Speech vs. Music APIs — Paul Murphy

Originally published on Tumblr.

People often ask me if OP3Nvoice’s API, a speech API, can process music. I used to think that was an absurd question, but one day I really thought about and realized that, in fact, it wasn’t.

It was only an absurd question to me, because I know too much. I know that the processing used to extract information from speech is completely different from the processing used to extract information from music. I also know people use speech and music APIs for different reasons.

But when I took a step back, and forgot about how different the underlying processing is, I realized that a lot of the information we extract from music and speech is the same. If that’s true, why shouldn’t the APIs to that data be similar, if not identical?

To be clear, when I talk about music APIs, I’m not talking about music repository or music recommendation APIs, I’m talking about APIs that extract content from music, and when I talk about speech APIs I’m talking about APIs that extract content from speech.

For this post I’ll be using the Echo Nest API for music and the OP3Nvoice API for speech.

At the highest level, what do these APIs do? They:

Ingest audio,
Ingest related data,
Extract data,
Process data, and they
Expose data.

Simple enough.

Ingesting Audio

Both APIs ingest audio by either accepting a public URL from which the media can be pulled or by accepting the media via a POST command.

Ingesting Related Data

Both APIs allow users to associate metadata and free-form text with media. The OP3Nvoice API currently allows free-form text to be passed in a metadata block (although a size restriction applies). This is explicit. The Echo Next API doesn’t, but implicitly pulls files from across the Net that it believes are related to the media (songs).

The next two actions, extracting and processing data, are not part of the API. They belong to the service behind the API, but their output is reflected in the data that can ultimately be returned to the API’s client.

Extracting Data

The OP3Nvoice API extracts words. The Echo Nest API extracts loudness, pitch, and timbre.

Processing Data

Data processing is divided into two parts: organizing and interpreting.

Organizing

OP3Nvoice organizes the words it extracts by indexing them using timestamps. The Echo Nest API organizes loudness, pitch, and timbre triplets by rolling them up into tatums, beats, bars, and sections.

Interpreting

Today OP3Nvoice doesn’t interpret any of the data it extracts and organizes. The Echo Nest interprets its raw data in very sophisticated ways.

It uses the organized data to derive key, mode, and tempo. It further interprets this data and produces energy and danceability. And finally it uses the texts retrieved from the Internet to assign mood and genre to artists and albums.

Exposing

And finally, all of the data extracted and interpreted is accessible via API calls.

I’d now like to take a step back and look at all of this data from a more theoretical perspective. Although there’s currently no overlap between the data the data OP3Nvoice and the Echo Nest extract and derive, there will be as they evolve and become more sophisticated.

Extracted Data

Today, OP3Nvoice extracts and gives its users access to words. Oddly, none of the music APIs do, because words (lyrics) have traditionally been extracted by hand by human transcriptionists. There is no question that music APIs should treat words same way that speech APIs do.

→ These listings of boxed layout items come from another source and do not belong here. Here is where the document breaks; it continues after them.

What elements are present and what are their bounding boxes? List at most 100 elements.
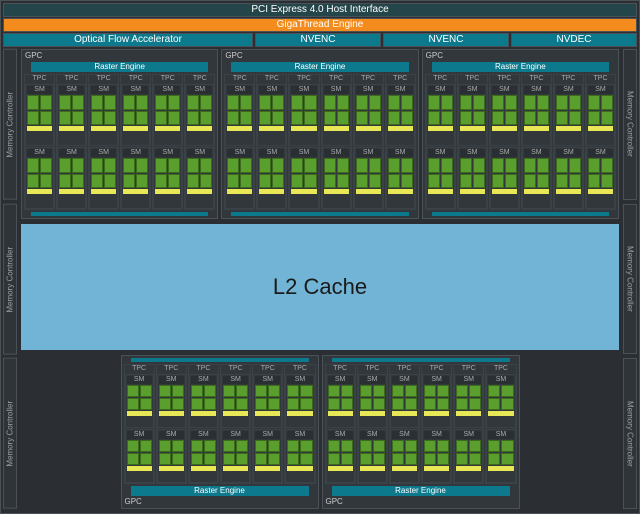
cuda-core-icon (91, 174, 103, 189)
cuda-core-icon (524, 111, 536, 126)
cuda-core-icon (373, 440, 385, 452)
sm-block: SM (522, 147, 551, 209)
tensor-core-icon (255, 466, 280, 471)
cuda-core-icon (27, 95, 39, 110)
sm-label: SM (159, 431, 184, 439)
cuda-core-icon (291, 174, 303, 189)
tpc-label: TPC (490, 75, 519, 83)
tpc-block: TPCSMSM (120, 74, 151, 210)
cuda-core-icon (291, 95, 303, 110)
sm-label: SM (456, 376, 481, 384)
sm-cores (191, 440, 216, 481)
tpc-block: TPCSMSM (288, 74, 319, 210)
tpc-label: TPC (253, 365, 282, 373)
cuda-core-icon (469, 398, 481, 410)
tpc-label: TPC (221, 365, 250, 373)
tensor-core-icon (356, 126, 381, 131)
cuda-core-icon (27, 158, 39, 173)
cuda-core-icon (588, 174, 600, 189)
sm-label: SM (360, 431, 385, 439)
cuda-core-icon (72, 111, 84, 126)
tensor-core-icon (492, 126, 517, 131)
tensor-core-icon (360, 411, 385, 416)
sm-cores (159, 385, 184, 426)
sm-cores (388, 95, 413, 144)
nvdec-block: NVDEC (511, 33, 637, 47)
tpc-block: TPCSMSM (256, 74, 287, 210)
tensor-core-icon (588, 189, 613, 194)
cuda-core-icon (168, 95, 180, 110)
sm-block: SM (458, 147, 487, 209)
cuda-core-icon (324, 111, 336, 126)
cuda-core-icon (424, 440, 436, 452)
tensor-core-icon (392, 411, 417, 416)
cuda-core-icon (328, 440, 340, 452)
sm-cores (59, 158, 84, 207)
sm-block: SM (125, 429, 154, 483)
cuda-core-icon (240, 158, 252, 173)
tpc-label: TPC (25, 75, 54, 83)
sm-label: SM (524, 149, 549, 157)
cuda-core-icon (155, 174, 167, 189)
raster-engine: Raster Engine (131, 486, 309, 496)
tensor-core-icon (360, 466, 385, 471)
cuda-core-icon (223, 453, 235, 465)
cuda-core-icon (460, 95, 472, 110)
sm-cores (424, 385, 449, 426)
raster-engine: Raster Engine (332, 486, 510, 496)
cuda-core-icon (191, 453, 203, 465)
sm-label: SM (428, 149, 453, 157)
sm-label: SM (27, 149, 52, 157)
sm-block: SM (390, 374, 419, 428)
cuda-core-icon (200, 158, 212, 173)
sm-cores (259, 95, 284, 144)
tensor-core-icon (155, 126, 180, 131)
tpc-block: TPCSMSM (485, 364, 516, 484)
sm-label: SM (227, 86, 252, 94)
sm-label: SM (259, 86, 284, 94)
cuda-core-icon (140, 385, 152, 397)
cuda-core-icon (287, 398, 299, 410)
cuda-core-icon (341, 398, 353, 410)
cuda-core-icon (424, 385, 436, 397)
cuda-core-icon (136, 111, 148, 126)
cuda-core-icon (441, 111, 453, 126)
cuda-core-icon (492, 95, 504, 110)
cuda-core-icon (392, 453, 404, 465)
tpc-block: TPCSMSM (220, 364, 251, 484)
cuda-core-icon (168, 174, 180, 189)
sm-label: SM (187, 86, 212, 94)
cuda-core-icon (104, 111, 116, 126)
cuda-core-icon (424, 398, 436, 410)
sm-block: SM (121, 84, 150, 146)
sm-label: SM (223, 376, 248, 384)
sm-label: SM (127, 376, 152, 384)
sm-cores (488, 440, 513, 481)
gpc-label: GPC (324, 497, 518, 507)
sm-cores (159, 440, 184, 481)
sm-label: SM (155, 86, 180, 94)
cuda-core-icon (501, 453, 513, 465)
gpc-label: GPC (123, 497, 317, 507)
sm-label: SM (91, 86, 116, 94)
cuda-core-icon (537, 95, 549, 110)
sm-label: SM (424, 431, 449, 439)
tpc-label: TPC (458, 75, 487, 83)
nvenc-block-1: NVENC (383, 33, 509, 47)
sm-label: SM (588, 149, 613, 157)
sm-label: SM (191, 431, 216, 439)
sm-block: SM (289, 147, 318, 209)
tensor-core-icon (291, 126, 316, 131)
sm-block: SM (257, 84, 286, 146)
polymorph-engine-bar (432, 212, 609, 216)
cuda-core-icon (556, 111, 568, 126)
tpc-block: TPCSMSM (56, 74, 87, 210)
tensor-core-icon (159, 411, 184, 416)
sm-block: SM (89, 147, 118, 209)
tensor-core-icon (91, 126, 116, 131)
cuda-core-icon (601, 174, 613, 189)
sm-label: SM (291, 86, 316, 94)
tensor-core-icon (191, 411, 216, 416)
cuda-core-icon (191, 398, 203, 410)
cuda-core-icon (204, 398, 216, 410)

Emotions can be derived from the way people speak or sing, independently from the words they use. This research is emergent and it’s very clear that future speech and music APIs will give their users access to this kind of emotional content.

Media files contain events, such as a change in location, which may be perceived by a change in acoustics. Events may be derived from the media itself, or manually associated with a time in the audio file. SoundCoud’s API allows clients to inject comments into the audio timeline. These comments, for example, are events.

This table summarized the current state of extracted data:

	Speech	Music
Words	x	x
Emotions	x	x
Events	x	x
Identity	x	x
Loudness	x	x
Pitch	x	x
Timbre	x	x

Derived Data

Emotions, or sentiment, can be derived from words spoken or sung using relatively well understood NLP techniques. No API I’ve run across attempts to do this, but I expect that to change soon.

Topics and summaries are also derivable from transcripts. Today, VoiceBase, for example, extracts topics from speech files.

And of course, attributes like energy, mood, and genre, which are currently only extracted by the Echo Nest, could certainly be extracted by speech APIs.

This table summarized the current state of derived data:

	Speech	Music
Emotions / Sentiment	x	x
Topics / Summaries	x	x
Key / Mode / Tempo	n/a	x
Energy	x	x
Danceability	n/a	x
Mood	x	x
Genre	x	x

As we’ve just seen, today’s speech and music APIs are used for different reasons and therefore expose different aspects of the media they process. We’ve also seen that there’s a large amount of overlap in this data. There’s no reason that speech APIs shouldn’t expose a lot of the same data as their music counterparts, and vice-versa. And at some point it may well make sense to unify music and speech APIs. After all they’re both giving the world access to the same thing: the content of organized noise.